Citigroup ( C) and J.P. Morgan ( JPM) will be on the hot seat again on Capitol Hill over their business dealings with Enron.

Earlier this summer, a Senate subcommittee held several high-profile hearings that explored the role both banks played in arranging questionable financing deals for Enron involving so-called prepaid oil and gas contracts.

The hearings, during which lawmakers accused the banks of helping Enron inflate its earnings, created a tidal wave of negative publicity for Citigroup and J.P. Morgan and contributed to a fierce selloff in the banks' stocks.

And now lawmakers seem poised to tackle the potentially embarrassing subject one more time, sources say.

In a surprise move, Sen. Carl Levin (D., Mich.), the outgoing chairman of the Senate's Permanent Subcommittee on Investigations, has scheduled another all-day hearing on Dec. 11 to look into the deals between the two big banks and Enron.

Sources say that in the past few days, Levin's office has notified both banks that some of their employees who worked on the financing deals may be asked to testify. In addition, the panel intends to call a number of securities regulators as witnesses. The panel may release a list of witnesses on Friday.

The timing of the latest hearing could be particularly problematic for J.P. Morgan, which is in court right now trying to defend those very same deals. Earlier this week, a federal jury in New York began hearing testimony in J.P. Morgan's quest to force a group of 11 insurers to honor a $1 billion insurance policy it took on $3.7 billion in prepay deals with Enron.

The insurers are refusing to pay the $1 billion, claiming that the deals between J.P. Morgan were really "disguised loans," and not true contracts to buy and ship oil and gas supplies. J.P. Morgan, meanwhile, contends the insurers knew how the deals were structured and are simply looking for an excuse not to pay the bank.

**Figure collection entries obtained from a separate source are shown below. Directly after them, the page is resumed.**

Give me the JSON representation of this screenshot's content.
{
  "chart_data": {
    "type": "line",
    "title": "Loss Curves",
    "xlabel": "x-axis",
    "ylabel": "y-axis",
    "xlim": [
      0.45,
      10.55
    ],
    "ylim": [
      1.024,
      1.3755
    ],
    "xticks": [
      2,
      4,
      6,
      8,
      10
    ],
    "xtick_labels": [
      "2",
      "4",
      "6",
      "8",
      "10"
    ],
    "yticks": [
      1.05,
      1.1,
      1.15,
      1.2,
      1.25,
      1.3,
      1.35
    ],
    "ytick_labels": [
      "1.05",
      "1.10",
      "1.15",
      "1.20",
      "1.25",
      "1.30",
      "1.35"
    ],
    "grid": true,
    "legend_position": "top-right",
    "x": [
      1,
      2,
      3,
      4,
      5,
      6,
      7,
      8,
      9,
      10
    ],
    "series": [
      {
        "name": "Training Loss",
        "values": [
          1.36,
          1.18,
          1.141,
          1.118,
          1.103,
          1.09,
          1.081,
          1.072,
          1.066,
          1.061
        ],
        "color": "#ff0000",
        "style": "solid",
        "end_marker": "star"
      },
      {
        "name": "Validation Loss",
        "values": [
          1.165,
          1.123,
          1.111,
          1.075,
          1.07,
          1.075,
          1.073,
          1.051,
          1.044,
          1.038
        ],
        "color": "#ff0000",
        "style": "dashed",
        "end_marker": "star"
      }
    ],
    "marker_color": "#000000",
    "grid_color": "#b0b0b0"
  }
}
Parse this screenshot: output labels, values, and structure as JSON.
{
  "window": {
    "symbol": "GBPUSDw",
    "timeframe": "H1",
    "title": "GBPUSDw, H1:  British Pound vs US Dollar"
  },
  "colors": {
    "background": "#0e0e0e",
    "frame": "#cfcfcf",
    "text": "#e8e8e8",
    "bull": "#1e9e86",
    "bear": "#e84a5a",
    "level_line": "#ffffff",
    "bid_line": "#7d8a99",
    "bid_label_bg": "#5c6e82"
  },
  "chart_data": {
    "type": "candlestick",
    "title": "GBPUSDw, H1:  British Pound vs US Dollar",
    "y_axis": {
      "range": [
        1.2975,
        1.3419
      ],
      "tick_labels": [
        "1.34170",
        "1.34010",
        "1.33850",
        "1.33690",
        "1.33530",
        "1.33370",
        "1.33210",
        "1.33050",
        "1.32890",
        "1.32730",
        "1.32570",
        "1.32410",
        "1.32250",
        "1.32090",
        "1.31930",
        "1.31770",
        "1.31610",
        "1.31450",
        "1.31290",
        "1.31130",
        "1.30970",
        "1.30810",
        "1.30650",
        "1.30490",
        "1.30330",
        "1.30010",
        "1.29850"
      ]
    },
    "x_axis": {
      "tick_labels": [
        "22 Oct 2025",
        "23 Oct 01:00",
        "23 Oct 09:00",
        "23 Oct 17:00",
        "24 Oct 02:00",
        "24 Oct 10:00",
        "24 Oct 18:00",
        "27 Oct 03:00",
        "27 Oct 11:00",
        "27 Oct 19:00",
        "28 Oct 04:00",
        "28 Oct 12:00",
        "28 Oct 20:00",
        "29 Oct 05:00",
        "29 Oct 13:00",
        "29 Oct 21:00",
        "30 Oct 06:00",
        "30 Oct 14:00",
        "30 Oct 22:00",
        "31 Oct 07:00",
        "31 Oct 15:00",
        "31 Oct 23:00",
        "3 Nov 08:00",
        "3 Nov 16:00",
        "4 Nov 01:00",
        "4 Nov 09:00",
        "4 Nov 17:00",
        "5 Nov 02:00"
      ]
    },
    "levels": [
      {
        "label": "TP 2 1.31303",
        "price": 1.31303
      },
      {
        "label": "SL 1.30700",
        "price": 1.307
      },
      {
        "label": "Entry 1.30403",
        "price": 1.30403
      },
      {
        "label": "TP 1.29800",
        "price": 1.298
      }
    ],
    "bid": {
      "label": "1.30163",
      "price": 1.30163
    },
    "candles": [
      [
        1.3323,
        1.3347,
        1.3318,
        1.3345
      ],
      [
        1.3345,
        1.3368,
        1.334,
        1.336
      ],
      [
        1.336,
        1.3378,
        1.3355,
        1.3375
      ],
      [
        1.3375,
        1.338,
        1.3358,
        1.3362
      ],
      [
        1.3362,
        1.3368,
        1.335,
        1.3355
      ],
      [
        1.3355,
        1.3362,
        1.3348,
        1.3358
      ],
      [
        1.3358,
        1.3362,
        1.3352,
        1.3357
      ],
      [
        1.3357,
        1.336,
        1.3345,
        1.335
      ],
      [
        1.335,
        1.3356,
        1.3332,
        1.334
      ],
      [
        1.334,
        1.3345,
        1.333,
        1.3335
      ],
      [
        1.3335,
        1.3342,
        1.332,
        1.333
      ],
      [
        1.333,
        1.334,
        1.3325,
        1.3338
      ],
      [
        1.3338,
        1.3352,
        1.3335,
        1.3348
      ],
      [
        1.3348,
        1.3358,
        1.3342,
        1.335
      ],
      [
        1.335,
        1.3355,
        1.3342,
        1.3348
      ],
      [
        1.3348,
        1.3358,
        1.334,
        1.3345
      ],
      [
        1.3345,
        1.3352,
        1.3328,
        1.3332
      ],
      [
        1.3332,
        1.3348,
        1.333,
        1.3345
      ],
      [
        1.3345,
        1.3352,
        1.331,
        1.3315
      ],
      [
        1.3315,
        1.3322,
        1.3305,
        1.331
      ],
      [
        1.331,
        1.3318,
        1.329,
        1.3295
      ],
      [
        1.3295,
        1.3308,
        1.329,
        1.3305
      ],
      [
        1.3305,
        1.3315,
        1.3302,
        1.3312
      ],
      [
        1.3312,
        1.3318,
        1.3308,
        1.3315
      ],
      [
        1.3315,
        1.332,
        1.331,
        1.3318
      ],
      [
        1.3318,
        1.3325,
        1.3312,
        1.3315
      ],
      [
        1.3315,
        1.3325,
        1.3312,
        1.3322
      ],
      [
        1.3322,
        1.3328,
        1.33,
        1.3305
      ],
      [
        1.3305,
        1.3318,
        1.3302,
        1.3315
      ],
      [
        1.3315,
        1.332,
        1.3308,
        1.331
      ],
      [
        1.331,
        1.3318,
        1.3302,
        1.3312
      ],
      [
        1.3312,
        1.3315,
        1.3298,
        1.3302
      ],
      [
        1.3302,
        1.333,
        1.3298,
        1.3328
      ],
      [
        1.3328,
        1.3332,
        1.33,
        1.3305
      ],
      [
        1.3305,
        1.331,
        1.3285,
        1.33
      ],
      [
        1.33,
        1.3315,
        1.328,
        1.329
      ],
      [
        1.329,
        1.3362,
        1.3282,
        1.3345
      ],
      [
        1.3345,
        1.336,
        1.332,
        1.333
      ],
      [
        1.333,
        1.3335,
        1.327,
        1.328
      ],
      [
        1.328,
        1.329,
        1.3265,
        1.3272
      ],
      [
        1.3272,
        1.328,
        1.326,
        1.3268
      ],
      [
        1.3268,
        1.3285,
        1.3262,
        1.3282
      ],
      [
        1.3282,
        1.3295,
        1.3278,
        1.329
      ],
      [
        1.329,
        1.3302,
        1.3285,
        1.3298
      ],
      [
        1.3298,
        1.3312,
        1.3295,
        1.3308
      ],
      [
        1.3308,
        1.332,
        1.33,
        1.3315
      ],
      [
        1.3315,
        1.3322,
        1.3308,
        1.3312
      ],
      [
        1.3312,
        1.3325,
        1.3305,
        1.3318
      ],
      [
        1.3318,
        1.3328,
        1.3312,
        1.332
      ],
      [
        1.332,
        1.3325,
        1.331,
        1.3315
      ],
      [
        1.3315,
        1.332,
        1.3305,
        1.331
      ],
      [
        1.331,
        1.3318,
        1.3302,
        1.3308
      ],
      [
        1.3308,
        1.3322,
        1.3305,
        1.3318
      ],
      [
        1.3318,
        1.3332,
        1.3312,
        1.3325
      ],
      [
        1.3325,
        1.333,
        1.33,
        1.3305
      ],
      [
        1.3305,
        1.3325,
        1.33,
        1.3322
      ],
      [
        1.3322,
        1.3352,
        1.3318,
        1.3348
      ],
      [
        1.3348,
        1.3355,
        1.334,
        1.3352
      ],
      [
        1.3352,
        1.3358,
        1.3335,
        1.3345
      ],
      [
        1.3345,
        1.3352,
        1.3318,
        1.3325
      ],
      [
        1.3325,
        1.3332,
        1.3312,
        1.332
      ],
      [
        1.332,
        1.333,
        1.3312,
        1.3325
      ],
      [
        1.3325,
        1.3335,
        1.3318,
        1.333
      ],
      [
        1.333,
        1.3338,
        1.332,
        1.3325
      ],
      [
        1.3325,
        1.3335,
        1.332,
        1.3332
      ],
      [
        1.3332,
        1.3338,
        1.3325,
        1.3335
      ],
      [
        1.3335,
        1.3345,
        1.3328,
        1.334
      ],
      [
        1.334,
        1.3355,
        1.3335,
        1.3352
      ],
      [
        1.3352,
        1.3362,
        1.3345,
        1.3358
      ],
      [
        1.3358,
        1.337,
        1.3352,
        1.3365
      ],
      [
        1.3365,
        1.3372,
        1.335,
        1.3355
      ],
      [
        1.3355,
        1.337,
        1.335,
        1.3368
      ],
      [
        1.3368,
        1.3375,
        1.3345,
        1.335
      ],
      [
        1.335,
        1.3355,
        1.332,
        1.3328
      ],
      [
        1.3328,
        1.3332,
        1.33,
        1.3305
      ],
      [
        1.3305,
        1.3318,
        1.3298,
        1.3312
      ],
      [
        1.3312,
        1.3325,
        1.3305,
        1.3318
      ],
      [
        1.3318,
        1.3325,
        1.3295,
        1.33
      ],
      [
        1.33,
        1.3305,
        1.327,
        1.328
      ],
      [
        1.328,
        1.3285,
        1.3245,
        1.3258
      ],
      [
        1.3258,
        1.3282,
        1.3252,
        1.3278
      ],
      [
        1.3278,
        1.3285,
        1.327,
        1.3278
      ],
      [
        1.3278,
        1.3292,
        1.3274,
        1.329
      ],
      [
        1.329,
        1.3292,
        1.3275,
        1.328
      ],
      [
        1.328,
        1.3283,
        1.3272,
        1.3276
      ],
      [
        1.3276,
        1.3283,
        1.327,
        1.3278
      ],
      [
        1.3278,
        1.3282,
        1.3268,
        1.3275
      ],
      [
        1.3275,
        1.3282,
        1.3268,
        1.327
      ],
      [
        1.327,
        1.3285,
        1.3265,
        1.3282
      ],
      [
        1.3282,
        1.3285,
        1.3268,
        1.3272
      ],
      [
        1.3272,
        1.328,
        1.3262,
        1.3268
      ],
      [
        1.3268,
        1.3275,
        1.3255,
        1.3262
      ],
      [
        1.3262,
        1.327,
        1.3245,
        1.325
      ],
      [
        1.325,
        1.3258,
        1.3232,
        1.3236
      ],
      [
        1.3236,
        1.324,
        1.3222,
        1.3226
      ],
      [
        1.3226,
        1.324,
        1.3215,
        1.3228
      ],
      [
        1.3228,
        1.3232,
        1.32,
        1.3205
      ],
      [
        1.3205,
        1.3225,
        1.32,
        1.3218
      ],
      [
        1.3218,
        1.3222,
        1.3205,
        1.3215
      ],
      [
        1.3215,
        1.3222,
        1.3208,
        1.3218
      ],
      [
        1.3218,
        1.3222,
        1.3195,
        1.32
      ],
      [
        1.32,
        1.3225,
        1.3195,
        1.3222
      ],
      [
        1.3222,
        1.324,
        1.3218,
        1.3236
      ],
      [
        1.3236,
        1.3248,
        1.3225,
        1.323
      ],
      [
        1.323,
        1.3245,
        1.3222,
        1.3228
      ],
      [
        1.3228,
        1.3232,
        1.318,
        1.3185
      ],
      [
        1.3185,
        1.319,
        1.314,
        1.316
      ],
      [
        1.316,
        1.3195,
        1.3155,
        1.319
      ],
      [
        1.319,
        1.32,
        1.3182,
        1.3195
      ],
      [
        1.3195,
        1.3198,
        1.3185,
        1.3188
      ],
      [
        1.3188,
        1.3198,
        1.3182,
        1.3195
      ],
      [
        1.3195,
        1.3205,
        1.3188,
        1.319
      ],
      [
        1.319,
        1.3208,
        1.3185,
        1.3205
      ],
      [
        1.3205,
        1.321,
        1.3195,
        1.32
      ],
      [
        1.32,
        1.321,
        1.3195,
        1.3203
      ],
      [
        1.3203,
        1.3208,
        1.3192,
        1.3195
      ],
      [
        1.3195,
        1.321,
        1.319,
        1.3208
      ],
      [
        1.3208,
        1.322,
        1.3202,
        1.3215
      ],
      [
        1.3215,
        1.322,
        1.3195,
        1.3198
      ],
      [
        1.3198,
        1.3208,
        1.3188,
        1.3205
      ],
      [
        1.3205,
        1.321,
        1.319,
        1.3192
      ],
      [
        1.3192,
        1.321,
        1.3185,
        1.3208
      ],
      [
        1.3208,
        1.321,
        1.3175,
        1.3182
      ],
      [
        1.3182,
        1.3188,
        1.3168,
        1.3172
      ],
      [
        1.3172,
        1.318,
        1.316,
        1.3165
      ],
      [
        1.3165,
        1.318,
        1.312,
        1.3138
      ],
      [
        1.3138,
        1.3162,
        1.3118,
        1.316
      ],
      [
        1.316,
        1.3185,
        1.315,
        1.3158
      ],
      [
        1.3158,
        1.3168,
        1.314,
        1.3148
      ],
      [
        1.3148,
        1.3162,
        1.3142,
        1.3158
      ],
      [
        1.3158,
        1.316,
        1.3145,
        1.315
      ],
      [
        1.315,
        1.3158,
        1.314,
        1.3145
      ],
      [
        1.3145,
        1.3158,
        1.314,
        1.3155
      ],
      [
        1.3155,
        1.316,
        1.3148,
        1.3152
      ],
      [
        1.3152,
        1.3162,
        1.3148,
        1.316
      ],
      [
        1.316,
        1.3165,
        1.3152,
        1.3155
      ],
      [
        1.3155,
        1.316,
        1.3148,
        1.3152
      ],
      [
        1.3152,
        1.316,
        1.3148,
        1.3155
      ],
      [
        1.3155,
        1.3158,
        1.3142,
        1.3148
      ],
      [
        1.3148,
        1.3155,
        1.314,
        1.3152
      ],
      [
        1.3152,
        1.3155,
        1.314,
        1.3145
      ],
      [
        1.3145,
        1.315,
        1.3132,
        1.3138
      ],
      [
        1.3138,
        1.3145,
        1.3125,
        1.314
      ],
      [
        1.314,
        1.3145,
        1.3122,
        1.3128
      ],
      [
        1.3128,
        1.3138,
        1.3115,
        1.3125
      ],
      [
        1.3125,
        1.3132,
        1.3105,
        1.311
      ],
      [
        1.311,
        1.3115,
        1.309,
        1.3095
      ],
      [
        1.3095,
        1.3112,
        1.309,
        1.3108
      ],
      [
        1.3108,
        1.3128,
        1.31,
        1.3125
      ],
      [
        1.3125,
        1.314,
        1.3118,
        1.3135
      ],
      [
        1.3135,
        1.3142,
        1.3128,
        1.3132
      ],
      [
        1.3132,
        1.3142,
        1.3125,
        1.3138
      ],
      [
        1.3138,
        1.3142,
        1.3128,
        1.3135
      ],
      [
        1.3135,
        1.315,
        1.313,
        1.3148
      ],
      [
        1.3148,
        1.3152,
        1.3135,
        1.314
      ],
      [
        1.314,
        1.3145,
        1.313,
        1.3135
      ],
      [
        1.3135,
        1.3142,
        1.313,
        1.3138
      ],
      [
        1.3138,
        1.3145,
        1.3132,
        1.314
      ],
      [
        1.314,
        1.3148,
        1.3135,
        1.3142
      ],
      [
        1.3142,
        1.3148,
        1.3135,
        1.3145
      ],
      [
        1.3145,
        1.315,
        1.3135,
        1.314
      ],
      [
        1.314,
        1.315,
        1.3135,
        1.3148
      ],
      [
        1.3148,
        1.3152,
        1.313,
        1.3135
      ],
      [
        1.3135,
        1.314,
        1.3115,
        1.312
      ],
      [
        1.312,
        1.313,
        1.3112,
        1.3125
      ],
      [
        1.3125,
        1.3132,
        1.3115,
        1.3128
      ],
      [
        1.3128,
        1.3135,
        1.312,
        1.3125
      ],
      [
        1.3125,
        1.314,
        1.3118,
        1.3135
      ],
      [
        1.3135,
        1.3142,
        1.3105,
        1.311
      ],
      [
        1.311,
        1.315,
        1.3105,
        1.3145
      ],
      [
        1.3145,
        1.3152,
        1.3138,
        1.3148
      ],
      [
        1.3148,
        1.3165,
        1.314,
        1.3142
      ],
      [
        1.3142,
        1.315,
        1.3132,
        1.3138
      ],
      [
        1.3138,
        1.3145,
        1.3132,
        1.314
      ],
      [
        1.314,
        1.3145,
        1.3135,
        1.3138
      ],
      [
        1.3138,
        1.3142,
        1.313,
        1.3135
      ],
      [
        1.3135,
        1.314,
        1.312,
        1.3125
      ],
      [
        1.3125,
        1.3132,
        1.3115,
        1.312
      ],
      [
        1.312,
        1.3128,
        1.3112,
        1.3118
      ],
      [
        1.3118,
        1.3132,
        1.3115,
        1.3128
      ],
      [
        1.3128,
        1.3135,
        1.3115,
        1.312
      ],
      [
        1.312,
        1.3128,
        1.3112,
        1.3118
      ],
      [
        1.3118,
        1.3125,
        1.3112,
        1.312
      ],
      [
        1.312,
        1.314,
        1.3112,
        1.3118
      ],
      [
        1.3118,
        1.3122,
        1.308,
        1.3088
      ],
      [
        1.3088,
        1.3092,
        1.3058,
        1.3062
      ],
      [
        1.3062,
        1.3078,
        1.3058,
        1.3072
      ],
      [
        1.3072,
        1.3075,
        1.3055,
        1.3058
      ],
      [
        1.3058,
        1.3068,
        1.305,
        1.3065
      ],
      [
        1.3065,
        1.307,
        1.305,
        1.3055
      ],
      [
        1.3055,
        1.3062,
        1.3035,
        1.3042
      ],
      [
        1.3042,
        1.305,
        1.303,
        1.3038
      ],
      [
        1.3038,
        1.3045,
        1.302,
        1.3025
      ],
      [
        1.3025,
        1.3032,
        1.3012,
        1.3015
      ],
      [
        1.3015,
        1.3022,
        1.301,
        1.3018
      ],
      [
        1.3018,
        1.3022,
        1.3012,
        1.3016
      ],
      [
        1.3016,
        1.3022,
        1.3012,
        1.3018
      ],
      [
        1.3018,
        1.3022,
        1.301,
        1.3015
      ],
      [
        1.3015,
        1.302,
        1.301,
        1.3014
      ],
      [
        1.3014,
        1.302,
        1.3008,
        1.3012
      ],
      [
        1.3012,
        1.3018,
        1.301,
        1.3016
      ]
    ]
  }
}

If J.P. Morgan loses the lawsuit, it could be forced to take a $1 billion charge against earnings in the fourth quarter. A number of J.P Morgan executives are expected to testify during the three-week trial, including Marc Shapiro, the bank's vice chairman for finance and risk management, and Jeffrey Dellapina, a bank managing director.

During the earlier congressional hearings, Levin and other senators characterized the deals involving J.P. Morgan and Citigroup as "sham transactions." The lawmakers contend that the deals enabled Enron to mislead investors by reporting artificially inflated revenue and lower liabilities on its books.

Bank officials declined to comment on the newest hearing.

But it's clear that J.P. Morgan officials remain concerned about the potential for the company's dealings with Enron to stir up more negative publicity.

This week, on the eve of the trial in New York, William McDavid, the bank's general counsel, sent an email to the bank's employees telling them to expect to read some negative stories in the press about the bank over the next few weeks.

"As usual in litigation, our adversaries may try to confuse the jury with smear tactics such as taking phrases from documents that, when twisted or taken out of context, put us in a bad light or appear to support their theory," said McDavid in the email. "We hope you will also hear stories that go to the truth."